First, I was caught stealing a book worth 99p – then I compounded this by missing an appointment before a magistrate. I received two convictions.
I was later given a diagnosis for schizophrenia. These mistakes were directly due to my illness, for which I was much later hospitalised and given housing. I have committed no offences in the two decades since.
Over the past 20 years, my health has improved and I want to give back to society. I once worked in education and would love to return to work as a teaching assistant – but I have struggled to find anyone willing to take me on.
I firmly believe this is, at least in part, because the government’s Disclosure and Barring Service (DBS) rules require anyone with “multiple convictions”, no matter how minor or historical, to disclose that fact in job applications for ever – no exceptions.
So, in applications, including for voluntary positions, I disclose my multiple convictions (for the theft and for failing to meet the terms of my bail), which leads to a discussion of my medical history. This is often uncomfortable and always unnecessary: I am not a danger to anyone. But I am one of thousands of people in Britain caught in this cycle, approaching each new application knowing that these facts of a past life will be pored over and lead to searching and embarrassing questions – eventually the application will be simply discarded from the pile.
Represented by Liberty, I first challenged the DBS system in the high court, and won. The court found the “multiple convictions” rule to be disproportionate and incompatible with my right to privacy.

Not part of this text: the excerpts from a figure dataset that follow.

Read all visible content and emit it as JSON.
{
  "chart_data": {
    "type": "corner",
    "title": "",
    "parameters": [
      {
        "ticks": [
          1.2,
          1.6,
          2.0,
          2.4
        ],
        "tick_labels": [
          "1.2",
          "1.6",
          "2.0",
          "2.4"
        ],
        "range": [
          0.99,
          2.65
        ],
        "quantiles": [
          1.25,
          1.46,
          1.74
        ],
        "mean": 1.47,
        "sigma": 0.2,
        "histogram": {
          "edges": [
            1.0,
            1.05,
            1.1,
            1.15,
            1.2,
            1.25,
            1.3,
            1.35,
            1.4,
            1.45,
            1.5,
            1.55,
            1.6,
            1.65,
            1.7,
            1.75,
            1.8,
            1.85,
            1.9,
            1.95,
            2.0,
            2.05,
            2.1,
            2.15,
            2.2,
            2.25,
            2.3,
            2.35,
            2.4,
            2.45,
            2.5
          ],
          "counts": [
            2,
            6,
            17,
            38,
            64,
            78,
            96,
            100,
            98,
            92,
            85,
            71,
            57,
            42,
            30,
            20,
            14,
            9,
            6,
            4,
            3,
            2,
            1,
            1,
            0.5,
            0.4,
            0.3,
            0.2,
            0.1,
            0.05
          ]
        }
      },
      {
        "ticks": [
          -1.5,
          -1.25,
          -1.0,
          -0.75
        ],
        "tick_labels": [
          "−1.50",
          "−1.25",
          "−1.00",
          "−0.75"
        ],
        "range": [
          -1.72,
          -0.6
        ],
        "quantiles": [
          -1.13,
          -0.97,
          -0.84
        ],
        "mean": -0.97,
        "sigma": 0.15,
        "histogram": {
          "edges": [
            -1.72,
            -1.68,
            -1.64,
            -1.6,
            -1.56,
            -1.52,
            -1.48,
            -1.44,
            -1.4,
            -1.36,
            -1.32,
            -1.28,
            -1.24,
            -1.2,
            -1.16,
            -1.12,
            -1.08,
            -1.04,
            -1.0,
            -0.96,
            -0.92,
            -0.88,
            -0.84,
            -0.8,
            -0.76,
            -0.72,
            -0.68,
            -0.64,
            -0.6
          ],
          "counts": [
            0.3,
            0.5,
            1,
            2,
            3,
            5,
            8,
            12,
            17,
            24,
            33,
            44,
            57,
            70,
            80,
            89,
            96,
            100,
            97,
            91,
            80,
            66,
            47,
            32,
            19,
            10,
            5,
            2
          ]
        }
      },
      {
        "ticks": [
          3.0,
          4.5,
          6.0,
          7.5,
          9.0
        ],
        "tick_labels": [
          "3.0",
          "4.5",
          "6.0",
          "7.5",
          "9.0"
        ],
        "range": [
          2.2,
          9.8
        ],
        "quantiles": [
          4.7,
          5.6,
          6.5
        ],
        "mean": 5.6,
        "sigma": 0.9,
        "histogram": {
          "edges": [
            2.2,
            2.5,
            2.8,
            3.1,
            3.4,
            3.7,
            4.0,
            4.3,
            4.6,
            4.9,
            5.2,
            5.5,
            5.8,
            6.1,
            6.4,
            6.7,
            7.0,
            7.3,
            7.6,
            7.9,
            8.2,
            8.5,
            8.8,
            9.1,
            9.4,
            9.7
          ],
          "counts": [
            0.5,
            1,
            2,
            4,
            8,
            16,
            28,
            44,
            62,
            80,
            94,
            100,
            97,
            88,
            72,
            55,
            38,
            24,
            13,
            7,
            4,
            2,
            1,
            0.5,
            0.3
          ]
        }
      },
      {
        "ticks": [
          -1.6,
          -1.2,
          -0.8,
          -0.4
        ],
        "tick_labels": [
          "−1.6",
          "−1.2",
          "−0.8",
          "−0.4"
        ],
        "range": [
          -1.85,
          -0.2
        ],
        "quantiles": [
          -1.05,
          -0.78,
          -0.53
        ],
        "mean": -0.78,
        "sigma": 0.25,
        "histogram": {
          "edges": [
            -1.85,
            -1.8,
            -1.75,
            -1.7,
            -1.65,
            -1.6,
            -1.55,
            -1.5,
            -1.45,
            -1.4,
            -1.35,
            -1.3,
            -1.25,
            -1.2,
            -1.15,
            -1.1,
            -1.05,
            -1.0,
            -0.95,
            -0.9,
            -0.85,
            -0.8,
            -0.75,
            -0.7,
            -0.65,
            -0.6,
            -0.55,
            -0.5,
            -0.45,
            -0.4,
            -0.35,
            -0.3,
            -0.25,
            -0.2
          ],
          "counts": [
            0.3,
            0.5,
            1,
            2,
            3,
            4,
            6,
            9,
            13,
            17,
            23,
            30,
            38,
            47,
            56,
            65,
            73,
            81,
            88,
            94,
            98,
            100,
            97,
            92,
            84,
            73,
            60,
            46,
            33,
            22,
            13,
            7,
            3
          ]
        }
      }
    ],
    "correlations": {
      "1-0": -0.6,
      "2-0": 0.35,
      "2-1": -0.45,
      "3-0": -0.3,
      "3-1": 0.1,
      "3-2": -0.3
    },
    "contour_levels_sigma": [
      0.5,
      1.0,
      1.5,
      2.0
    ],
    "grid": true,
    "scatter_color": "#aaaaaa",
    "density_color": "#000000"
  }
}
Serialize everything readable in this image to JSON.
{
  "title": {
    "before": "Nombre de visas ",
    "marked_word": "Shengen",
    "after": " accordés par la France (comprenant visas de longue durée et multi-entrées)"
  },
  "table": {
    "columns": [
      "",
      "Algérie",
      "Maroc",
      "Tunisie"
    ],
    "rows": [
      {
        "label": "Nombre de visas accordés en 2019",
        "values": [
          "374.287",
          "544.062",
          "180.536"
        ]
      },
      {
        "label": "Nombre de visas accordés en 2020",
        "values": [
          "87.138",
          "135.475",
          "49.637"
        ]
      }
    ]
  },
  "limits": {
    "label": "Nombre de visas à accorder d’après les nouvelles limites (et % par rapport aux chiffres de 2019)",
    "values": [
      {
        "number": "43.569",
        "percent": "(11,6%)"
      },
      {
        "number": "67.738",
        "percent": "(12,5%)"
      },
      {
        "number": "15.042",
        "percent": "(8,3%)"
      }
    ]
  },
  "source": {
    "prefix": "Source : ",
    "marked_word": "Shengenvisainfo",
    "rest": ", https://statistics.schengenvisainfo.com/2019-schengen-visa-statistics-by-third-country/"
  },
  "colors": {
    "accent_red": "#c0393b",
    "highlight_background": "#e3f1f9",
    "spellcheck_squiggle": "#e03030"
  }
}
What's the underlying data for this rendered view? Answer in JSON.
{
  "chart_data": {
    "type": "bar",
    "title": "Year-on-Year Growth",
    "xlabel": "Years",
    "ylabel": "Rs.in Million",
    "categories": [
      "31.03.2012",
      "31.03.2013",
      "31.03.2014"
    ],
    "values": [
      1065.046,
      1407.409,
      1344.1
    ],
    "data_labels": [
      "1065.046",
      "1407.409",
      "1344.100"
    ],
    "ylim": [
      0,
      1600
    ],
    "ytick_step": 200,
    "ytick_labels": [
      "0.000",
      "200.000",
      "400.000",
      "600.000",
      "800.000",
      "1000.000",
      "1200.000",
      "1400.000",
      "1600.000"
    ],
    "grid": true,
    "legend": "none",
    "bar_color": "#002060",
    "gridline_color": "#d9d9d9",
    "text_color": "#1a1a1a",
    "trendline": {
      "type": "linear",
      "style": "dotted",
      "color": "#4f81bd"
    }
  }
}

The government appealed, so we won again at the court of appeal. For reasons known only to the Home Office, they decided to delay reform and prolong this fight even further, taking it to the supreme court, which this week, after four long years of exhausting fight, found in our favour, just as the other courts had.
Alongside my case, the court also ruled against the government over the rights of a woman who has to disclose that she was twice convicted of driving offences involving seatbelts. The government also lost (again) over rules that treat cautions someone received as a child in the same way as criminal convictions received as a child.
It seems extraordinary that the government fought three needless court battles, obtaining three losses at the taxpayers’ expense, all to defend a bureaucratic system that considers people convicted of minor and serious offences in the exact same manner. It fought for years for a system that holds back decent, ordinary, law-abiding people – who have done their time – from meaningful rehabilitation.
The government has no choice now but to fix this blunt and unfair system. It must create a more flexible scheme, which considers each person’s individual circumstances when assessing old and minor convictions. This way, people would still have to declare any offence that indicates they might pose a risk of harm, but it would allow those with more than one conviction for less serious offences to move on.
This is not simply about my particular case. Society as a whole has moved towards a greater appreciation of rehabilitation, and the effective treatment of mental health. The Home Office has been left behind by this progress.
Three courts have ruled in my favour, finding that I should not go through the rest of my life with a black mark by my name. We also won a case on behalf of the thousands of people like me, who have made mistakes and paid for them – who desperately want to live normal lives and contribute to society.
I made a mistake 20 years ago. It’s time the government allowed me to move on.